What’s Metabolic Syndrome?
The underlying cause of Metabolic Syndrome is a person being overweight or obese and storing too much harmful fat in the abdomen. This tummy fat often leads to diabetes, hypertension, cardiovascular disease, obesity and many other forms of inflammation in the body that are harmful to a person’s total well-being. The syndrome is often the result of a lifestyle that lacks exercises and incorporates too many and the wrong kind of calorie consumption, such as fast food or eating out rather than cooking healthy meals at home. These lifestyle choices are then compounded by preservatives and toxins in our food sources that cause brain inflammation and toxicity. Preventing inflammation in the body, in turn, helps to avoid or postpone dementia.
How to Avoid Metabolic Syndrome: 4 Easy Steps
In order to avoid Metabolic Syndrome and help prevent diabetes, heart disease and dementia a person needs to re-structure four major components of how they live their lives, including how they eat, exercise, sleep and go about their daily lives.
Step 1: Change Your Eating Habits
- Get into a Routine. Eat a healthy diet by avoiding saturated fats, simple sugar foods, fried and fast foods. Concentrate on eating veggies and whole fruits and avoid continuous snacking.
- Stop Drinking Soda. Avoid sweetened, fizzy or carbonated beverages as much as possible.
- Pick up a Yoghurt. Eat low-fat yogurt three times a week.
- Take Your Vitamins. Take the proper supplements, such as a complete age-related multivitamin plus Vitamin D3, Calcium, Omega-3, Magnesium and Co Q-10. The body needs antioxidants and flavonoids to fight the intracellular junk that has accumulated in your body over the years. Consult your physician as to the correct dosage.
Not sure how to make these changes? Check out our handy The All-In-1 Pocket Guide to Healthy Choices for specific suggestions for how to have a healthier diet.
Step 2: Exercise Your Body & Mind
- Get Moving. Participate in aerobic exercise for at least 30 minutes a few times a week.
- Keep Your Brain Working. Perform mental exercises such as crossword or language puzzles. Try out some of the online “brain training” programs, such as www.lumosity.com.
Step 3: Get a Proper Amount of Sleep
- Keep Track of Your Sleep. Make sure your sleep patterns are healthy. Many people suffer unnecessarily from sleep disorders, such as sleep apnea which is treatable. Individuals with sleep apnea often feel tired during waking hours and have trouble concentrating.
- Natural Remedies Can Help. Many alternative remedies can help with sleep, such as melatonin, kava kava and valerian root.
- Everything is Related. Be aware that losing weight, especially as a result of a healthy diet and exercise, can have profoundly positive effects on sleep patterns.
Step 4: Stop & Think
- Wear Your Helmet & Seatbelt. Protect your brain while bike riding, skiing or participating in any activity where your head potentially could suffer any damage—no matter how minor as any trauma to your head causes the release of glutamate, which is harmful to your brain.
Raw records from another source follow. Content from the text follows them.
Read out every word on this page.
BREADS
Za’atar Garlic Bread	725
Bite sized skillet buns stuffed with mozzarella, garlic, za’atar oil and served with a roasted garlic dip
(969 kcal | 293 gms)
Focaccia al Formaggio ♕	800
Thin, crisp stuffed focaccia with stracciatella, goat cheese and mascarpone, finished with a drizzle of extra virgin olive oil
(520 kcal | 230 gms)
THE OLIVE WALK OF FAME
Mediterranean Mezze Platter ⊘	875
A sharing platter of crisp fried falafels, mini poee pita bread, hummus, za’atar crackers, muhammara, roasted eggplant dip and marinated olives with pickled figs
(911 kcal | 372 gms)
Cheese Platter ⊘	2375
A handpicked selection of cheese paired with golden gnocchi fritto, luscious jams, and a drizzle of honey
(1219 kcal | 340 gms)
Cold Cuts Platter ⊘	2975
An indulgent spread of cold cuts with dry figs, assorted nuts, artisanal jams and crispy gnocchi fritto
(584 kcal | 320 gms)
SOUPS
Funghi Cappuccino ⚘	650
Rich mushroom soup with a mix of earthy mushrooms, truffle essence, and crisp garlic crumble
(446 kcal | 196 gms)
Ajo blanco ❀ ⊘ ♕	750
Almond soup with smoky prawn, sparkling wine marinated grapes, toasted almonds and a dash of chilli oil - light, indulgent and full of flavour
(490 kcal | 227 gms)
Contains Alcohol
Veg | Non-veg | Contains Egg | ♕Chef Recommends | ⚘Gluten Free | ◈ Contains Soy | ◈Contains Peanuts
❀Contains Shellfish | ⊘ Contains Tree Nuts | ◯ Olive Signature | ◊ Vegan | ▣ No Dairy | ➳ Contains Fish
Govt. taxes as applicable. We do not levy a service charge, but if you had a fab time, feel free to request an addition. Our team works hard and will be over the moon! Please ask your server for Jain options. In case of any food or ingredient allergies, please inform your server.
- Treat Pain Effectively. Strong opiates are not always necessary to treat pain instead simple medications, such as non-steroidal anti-inflammatory (NSAID) drugs, can be augmented with acupuncture, massage and music therapy. Always seek medical help for pain that is not explained.
- Protect Your Brain from Toxins. Besides steering clear of smoking, drugs, excessive alcohol consumption, you should also watch the amount of preservatives in foods and the toxins found in the environment. Wash all food items before eating them. Placing vegetables in a blender is a healthy way to get many varieties in one big gulp. (Red wine drinker and latte lovers will be happy to hear that a glass or two of red wine and 1-2 cups of caffeinated coffee have been clinical proven as healthy for the brain.)
- Get Out & About. Make sure you socialize and experience healthy emotions. Participate in groups and interact with others as much as possible.
- Focus on the Positive. Emphasizing the positive, rather than the negative, can help with an overall sense of well-being. Some people find that hypnosis, yoga, tai chi and meditation are very helpful in helping to re-focus the mind on positive things.
- Understand Your Place in the World. Take responsibility for your own world and life, to the degree possible, while also accepting your limitations on what you cannot change. Always seek out professional help when necessary to help you cope.
Keeping our bodies and therefore brains healthy is about how much we move, what we eat and how we think about our selves and our lives. Get started today with more nutritional information and real-world advice with our handy The All-In-1 Pocket Guide to Healthy Choices.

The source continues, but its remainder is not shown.